A acção é interrompida numa suspensão indefinida. Um ícone animado surge num perpétuo movimento circular sobre si próprio – loop infinito ou ouroboros formalizado em pixéis. Ao contrário de uma barra de progresso, desconhece-se o estado de evolução do processamento ou quando este terminará. Ou seja, desconhece-se quando é que aquilo pelo qual se espera acabará por chegar. Sabe-se apenas que algo está a ser processado, carregado ou descarregado nos bastidores do interface e nos circuitos da caixa negra que está para além daquilo que de sensível nos é devolvido pelo ecrã. Desconfia-se talvez que o sistema esteja em dificuldade ou saturado, atravessado por cálculos intensivos ou processamentos complexos. Ou que o sinal da rede seja insuficiente para alimentar a operação. Teme-se, no limite, que nada chegue ou que o sistema colapse. Na latência entre a acção do utilizador e a resposta do sistema, o desejo é interrompido, mas não é anulado, é intensificado. O olhar fixa a roda cíclica em movimento para olhar para lá do ecrã, contemplando virtualmente a iminência do evento que ainda lá não está. Por breves instantes – ou por delongas que, pela impaciência que impõem, são sentidas como um boicote – somos reféns da temporalidade própria da máquina.[1]

 

2.Ouroboros (Fonte: commons.wikimedia.org)

“Não sabemos o que fazer e então simplesmente esperamos, depositando a nossa confiança na encarnação mais literal de um deus ex machina. Deus, esperamos, virá da máquina. Na verdade, nesses breves momentos de desamparo, Deus é a máquina: uma entidade omnipotente, invisível e incognoscível, cuja lógica e materialidade não são inteiramente claras para nós. Apesar dessa abstração – ou talvez por causa dela – somos discípulos leais na igreja do ciberespaço e da audiência ‘on demand’. O processamento [buffering] é uma punição? E se for, que pecado cometemos?” (Alexander, 2017, p. 1)

 

3.Throbber traduzido em código (Fonte: Soon, 2019)

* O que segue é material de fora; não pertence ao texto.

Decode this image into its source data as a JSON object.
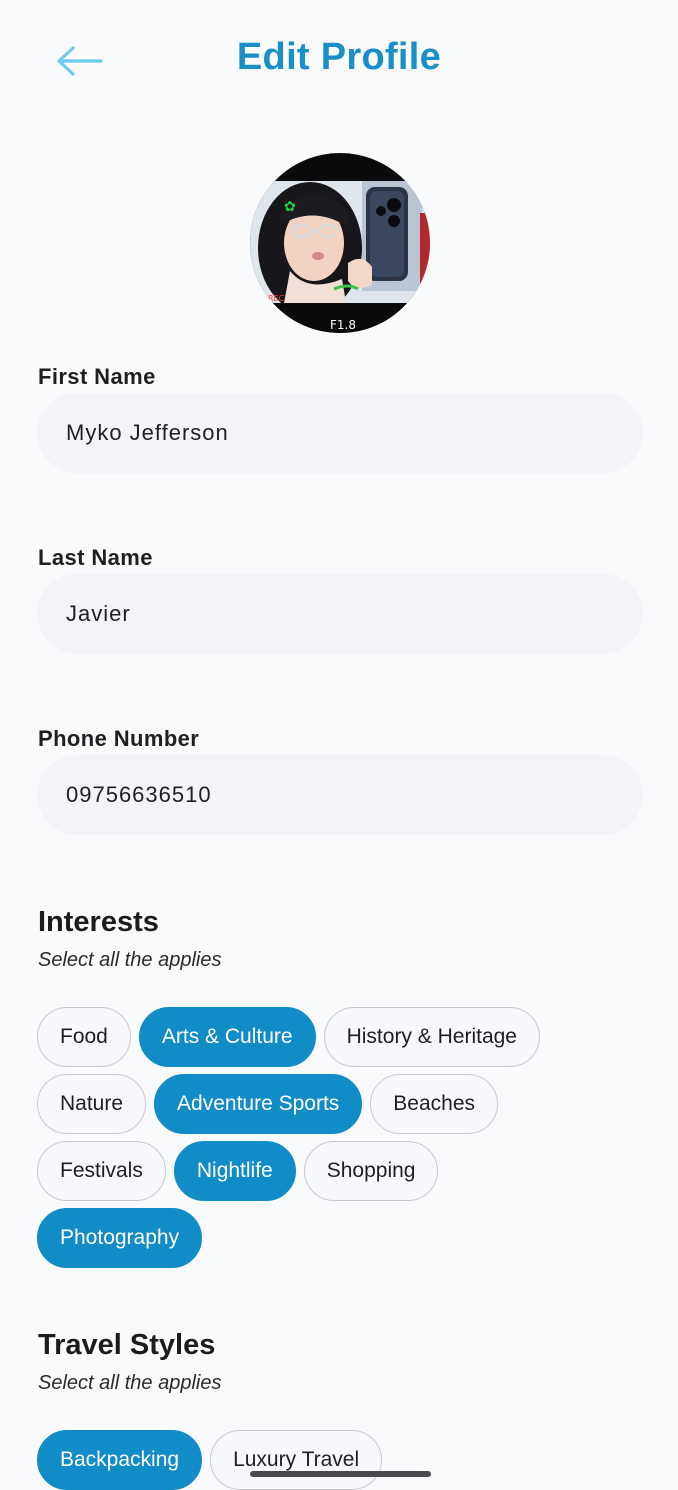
{
  "header": {
    "title": "Edit Profile"
  },
  "form": {
    "first_name": {
      "label": "First Name",
      "value": "Myko Jefferson"
    },
    "last_name": {
      "label": "Last Name",
      "value": "Javier"
    },
    "phone": {
      "label": "Phone Number",
      "value": "09756636510"
    }
  },
  "interests": {
    "title": "Interests",
    "subtitle": "Select all the applies",
    "rows": [
      [
        {
          "label": "Food",
          "selected": false
        },
        {
          "label": "Arts & Culture",
          "selected": true
        },
        {
          "label": "History & Heritage",
          "selected": false
        }
      ],
      [
        {
          "label": "Nature",
          "selected": false
        },
        {
          "label": "Adventure Sports",
          "selected": true
        },
        {
          "label": "Beaches",
          "selected": false
        }
      ],
      [
        {
          "label": "Festivals",
          "selected": false
        },
        {
          "label": "Nightlife",
          "selected": true
        },
        {
          "label": "Shopping",
          "selected": false
        }
      ],
      [
        {
          "label": "Photography",
          "selected": true
        }
      ]
    ]
  },
  "travel_styles": {
    "title": "Travel Styles",
    "subtitle": "Select all the applies",
    "rows": [
      [
        {
          "label": "Backpacking",
          "selected": true
        },
        {
          "label": "Luxury Travel",
          "selected": false
        }
      ]
    ]
  },
  "avatar": {
    "camera_label": "F1.8",
    "rec_label": "REC"
  },
  "colors": {
    "accent": "#128cc6",
    "title": "#1a8fc7",
    "back_arrow": "#6fcbec",
    "chip_border": "#c8cad0"
  },
  "icons": {
    "back": "arrow-left-icon"
  }
}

O ícone a que nos referimos é designado por throbber e podemos encontrá-lo em quase todo o tipo de experiências mediadas por interfaces digitais: ao carregar imagens e páginas da World Wide Web, ao esperar pela actualização dos feeds das redes sociais ou no streaming de vídeos e conteúdos multimédia. Se a espera atormenta e sugere a perda de controlo ao ponto de se poder tornar fonte de frustração, o throbber foi justamente pensado e desenhado para ocupar esse momento intersticial entre o comando e o efeito de modo a que se mantenha, mesmo que de modo temporalmente indefinido, um contacto com o sistema. Em suma, a sua função primordial é garantir a fluidez e a continuidade das operações. O seu trabalho – o apaziguamento do utilizador – cumpre-se plenamente quando já não se dá por ele. O throbber corresponde, para recorrer a uma ideia de Friedrich Kittler, a um típico efeito de superfície, isto é, a um modo de assegurar o entretenimento – a produção de uma realidade humanamente simbolizada – depois de na condição pós-media do digital se ter deixado de perceber o que verdadeiramente acontece na profundidade dos processos abstractos dos processadores dos computadores (Kittler, 1986, p. 2). Ocultar as descontinuidades do sistema é uma condição do design de informação para que, perante a interrupção ou a demora, o utilizador não abandone o processo: o throbber sustém hipnoticamente a sua atenção e convida-o a desfrutar da sua passividade. O mundo no qual se estava imerso há uns segundos atrás, e que entretanto foi suspenso, voltará a aparecer. O throbber é a garantia de que o sistema está a fazer os possíveis para que tal aconteça, instituindo uma relação de confiança com a máquina e a rede. No final, há-de correr bem.

 

4.NCSA Mosaic (1993 – 1997) throbber  5. Netscape Navigator (1994 – 2007) throbber (Fonte: archive.org).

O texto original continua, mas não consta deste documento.